La France est passée à droite mais elle ne le sait pas encore…

Je viens de lire le programme allégé du bonhomme et mes derniers doutes viennent de s’évaporer aussi vite qu’une pinte de Guinness un soir de St Patrick : Nicolas Sarkozy va être le prochain président de la France.

J’arrête tout de suite ceux qui voudraient m’accuser immédiatement de prise de position partisane ou d’incitation quelconque. Oui j’irai voter les 22 avril et 6 mai 2007 mais plus par respect pour les combats de ceux qui ont gagné ce droit et pour soulager ma conscience civique que par conviction ou espoir. La France n’occupe plus que l’arrière plan de mes préoccupations aussi bien en tant que pays, symbole, et avenir.

Plus je voyage et plus je réalise que Jean Baudrillard avait raison en affirmant que : « chaque pays porte une sorte de prédestination historique qui en marque presque définitivement les traits. Pour nous, c’est le modèle bourgeois de 89 et la décadence interminable de ce modèle qui dessine le profil de notre paysage. Rien n’y fait : tout tourne ici autour du rêve bourgeois du XIXème siècle. »

Ironie du sort : Nicolas Sarkozy pourrait bien être celui qui fera entrer notre pays de plein pied dans le XXIème siècle pour le meilleur mais surtout pour le pire.

Mais il n’est pas à moi d’en juger, ce choix revient aux Français et vers quel modèle de société ils souhaitent évoluer. Je me contenterai donc de suivre cette élection d’un œil attentif et amusé comme le spectateur bon public d’une pièce qu’il connaît par cœur.

 

Donc pourquoi Nicolas Sarkozy va-t-il remporter les prochaines élections ?

Parce que tous les sondages le donnent gagnant ?

Mauvaise réponse.

Parce que la majorité des français sont maintenant à droite selon les mêmes sondages et semblent avoir déjà intériorisé les valeurs et les solutions du candidat Sarkozy ?
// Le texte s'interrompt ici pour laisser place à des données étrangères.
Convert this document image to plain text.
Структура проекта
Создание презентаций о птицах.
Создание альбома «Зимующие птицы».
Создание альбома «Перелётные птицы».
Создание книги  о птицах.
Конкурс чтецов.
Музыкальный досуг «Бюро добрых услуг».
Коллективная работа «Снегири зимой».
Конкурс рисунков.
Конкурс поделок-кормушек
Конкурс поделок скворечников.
Douteux si l’on en juge par le résultat des élections régionales mais les conversations et les opinions glanées chez des gens se définissant comme « à gauche » ainsi que l’exploitation fructueuse, du moins au début, des thématiques traditionnelles de la droite par Ségolène Royal me donnent envie de dire : pourquoi pas ?

Parce que depuis son retour sur le devant de la scène politique (il y a environ cinq ans) Nicolas Sarkozy ne cesse de marteler son discours et son attitude de la rupture plus ou moins tranquille et de se positionner comme le candidat pragmatique, dynamique, qui parle « vrai », qualités (réelles ou supposées peu importe, cela fait partie du rôle que choisit l’acteur politique) qui semblent trouver un écho favorable auprès d’une large frange de la population qui paraît sentir qu’il y a quelque chose de pourri au Royaume de France qu’il faut réformer fissa et qu’ y a en qui profitent, et qu’ y a trop d’émigration, et qu’y a trop d’insécurité, et qu’y en a trop d’impôts et qu’ y en pas assez de compétitivité et que les chinois y vont nous bouffer.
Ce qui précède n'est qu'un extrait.